Thursday, January 13, 2011

Winds of cricket change could be draft

There is a strange sense of anguish about present-day Australian cricket

Defeat is tough. Losses against the team we hate more than any other in world sport are excruciating.

And considering we haven't lost an Ashes series at home since 1986-87 there are a lot of avid Australian cricket fans that don't know what it is like to watch first-hand their side cop it from the Poms. Enter a strange new world.

But it is from that generation that Australia wi ll draw on talent to turnaround their flagging fortunes.

Unfortunately, the cupboard is a little bare at the moment. Indeed, the Australian team has been playing on rations, too often from NSW, for too long. And the combination looks like a mishmash of leftovers.

The gumleaf mafia have put a price on the Test captain's head and the person set to fill his concrete shoes doesn't quite have the blessing of all the cricket mob. Other candidates are reluctant to come forward.
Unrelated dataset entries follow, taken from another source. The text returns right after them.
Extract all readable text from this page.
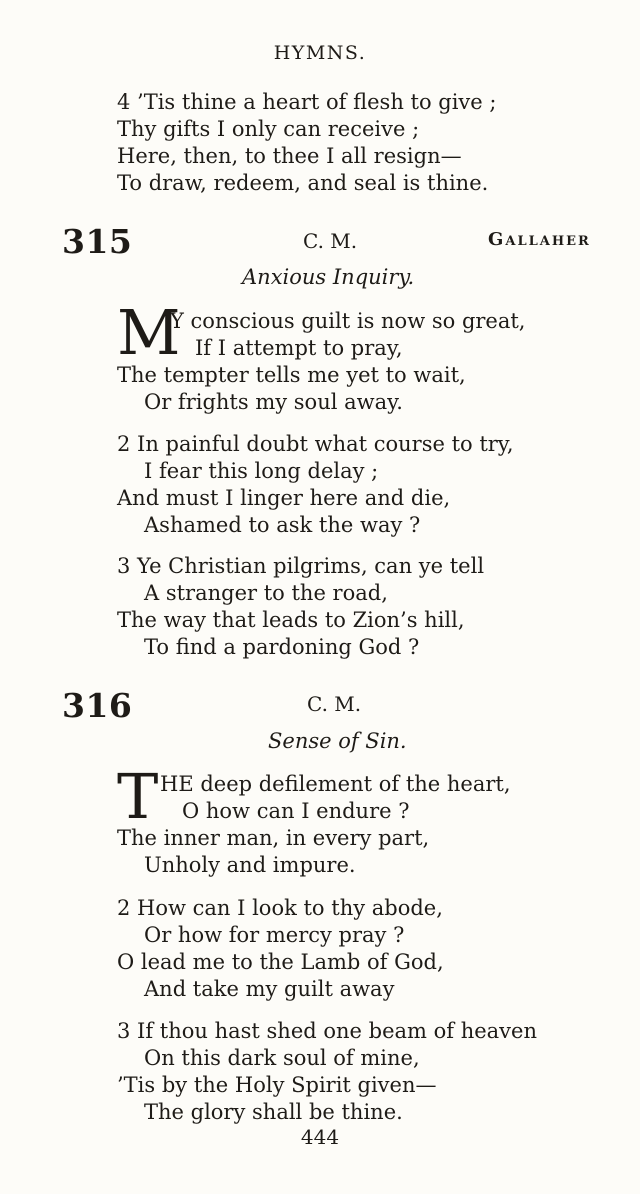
HYMNS.
4 ’Tis thine a heart of flesh to give ;
Thy gifts I only can receive ;
Here, then, to thee I all resign—
To draw, redeem, and seal is thine.
315	C. M.	Gallaher
Anxious Inquiry.
M
Y conscious guilt is now so great,
If I attempt to pray,
The tempter tells me yet to wait,
Or frights my soul away.
2 In painful doubt what course to try,
I fear this long delay ;
And must I linger here and die,
Ashamed to ask the way ?
3 Ye Christian pilgrims, can ye tell
A stranger to the road,
The way that leads to Zion’s hill,
To find a pardoning God ?
316	C. M.
Sense of Sin.
T HE deep defilement of the heart,
O how can I endure ?
The inner man, in every part,
Unholy and impure.
2 How can I look to thy abode,
Or how for mercy pray ?
O lead me to the Lamb of God,
And take my guilt away
3 If thou hast shed one beam of heaven
On this dark soul of mine,
’Tis by the Holy Spirit given—
The glory shall be thine.
444
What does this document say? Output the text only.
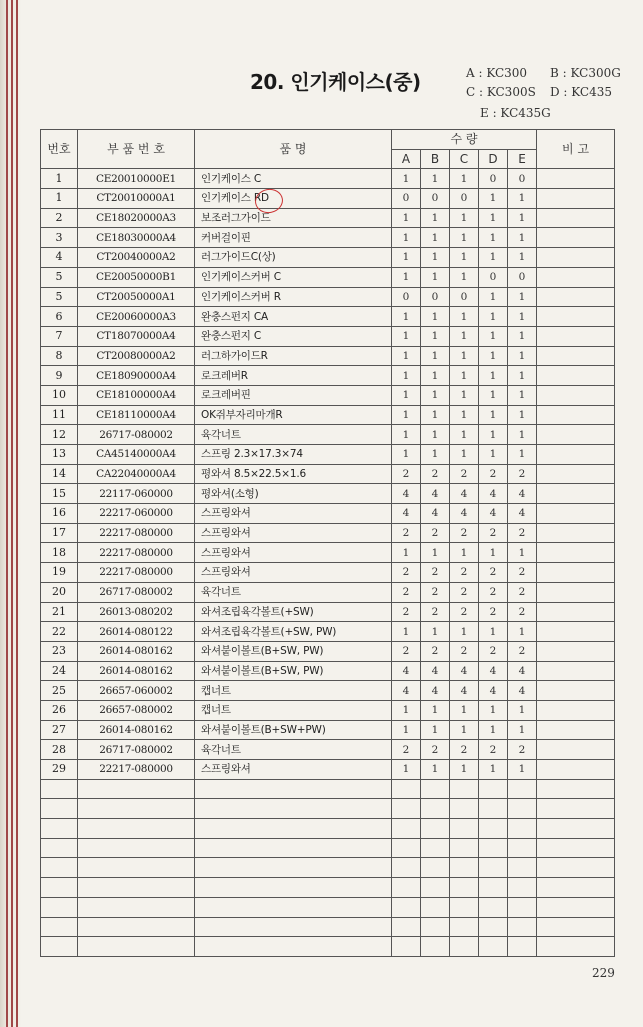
20. 인기케이스(중)	A : KC300 B : KC300G
C : KC300S D : KC435
E : KC435G
번호	부 품 번 호	품 명	수 량					비 고
			A	B	C	D	E	
1	CE20010000E1	인기케이스 C	1	1	1	0	0	
1	CT20010000A1	인기케이스 RD	0	0	0	1	1	
2	CE18020000A3	보조러그가이드	1	1	1	1	1	
3	CE18030000A4	커버걸이핀	1	1	1	1	1	
4	CT20040000A2	러그가이드C(상)	1	1	1	1	1	
5	CE20050000B1	인기케이스커버 C	1	1	1	0	0	
5	CT20050000A1	인기케이스커버 R	0	0	0	1	1	
6	CE20060000A3	완충스펀지 CA	1	1	1	1	1	
7	CT18070000A4	완충스펀지 C	1	1	1	1	1	
8	CT20080000A2	러그하가이드R	1	1	1	1	1	
9	CE18090000A4	로크레버R	1	1	1	1	1	
10	CE18100000A4	로크레버핀	1	1	1	1	1	
11	CE18110000A4	OK쥐부자리마개R	1	1	1	1	1	
12	26717-080002	육각너트	1	1	1	1	1	
13	CA45140000A4	스프링 2.3×17.3×74	1	1	1	1	1	
14	CA22040000A4	평와셔 8.5×22.5×1.6	2	2	2	2	2	
15	22117-060000	평와셔(소형)	4	4	4	4	4	
16	22217-060000	스프링와셔	4	4	4	4	4	
17	22217-080000	스프링와셔	2	2	2	2	2	
18	22217-080000	스프링와셔	1	1	1	1	1	
19	22217-080000	스프링와셔	2	2	2	2	2	
20	26717-080002	육각너트	2	2	2	2	2	
21	26013-080202	와셔조립육각볼트(+SW)	2	2	2	2	2	
22	26014-080122	와셔조립육각볼트(+SW, PW)	1	1	1	1	1	
23	26014-080162	와셔붙이볼트(B+SW, PW)	2	2	2	2	2	
24	26014-080162	와셔붙이볼트(B+SW, PW)	4	4	4	4	4	
25	26657-060002	캡너트	4	4	4	4	4	
26	26657-080002	캡너트	1	1	1	1	1	
27	26014-080162	와셔붙이볼트(B+SW+PW)	1	1	1	1	1	
28	26717-080002	육각너트	2	2	2	2	2	
29	22217-080000	스프링와셔	1	1	1	1	1	

229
One of the openers should be batting lower in the order, the No.6 batsman is a bowler and the nation's best spinner, whoever that may be this week, doesn't play at all.

So how can we fix Australian cricket? There needs  to be some winds of change and it could a draft.

A scheme discussed by some in State cricket circles is for an annual player lottery, just like the AFL, NBA and NFL, to be introduced for the Sheffield Shield competition.

About 90 of the country's best players, consisting of proportional representation of bowlers, batsmen, allrounders and wicketkeepers, could be centrally contracted by Cricket Australia.

Each team could then have a selection of players from the various categories to make up their squad.

The system would mean the best openers in the land get to open. One State wouldn't have an overload of players in one category, such as the predicament facing Blues slogger David Warner, who can't get a first-class berth despite being one of the first picked for his country at Twenty20 level.

Better bowlers would be bowling to better batsmen because the cream of the nation's talent would be spread around.

It is interesting to note the number of Shield players that are now playing for adopted States. Look at how Simon Katich and David Hussey have prospered after leaving WA for greater opportunity. And consider Adam Gilchrist's rise after he came west because he couldn't squeeze into the NSW team.

A stronger competition should develop more skilled players.

Significantly, the MCC cricket committee, which influences the governorship of the game, indicated during its recent Perth meeting that it now wished international T20 was a city-based, not country-based competition, because the game's top players could have been drafted out to the teams in Miami, Shanghai and Tokyo. The game would supposedly flourish.

The draft scheme presents issues, such as how Cricket Australia would ensure development of the game at grass roots level if the respective States wouldn't automatically benefit from producing kids in their own backyard.

But a freer system of player transfer has traditionally proven to be a benefit rather than a hindrance to sports.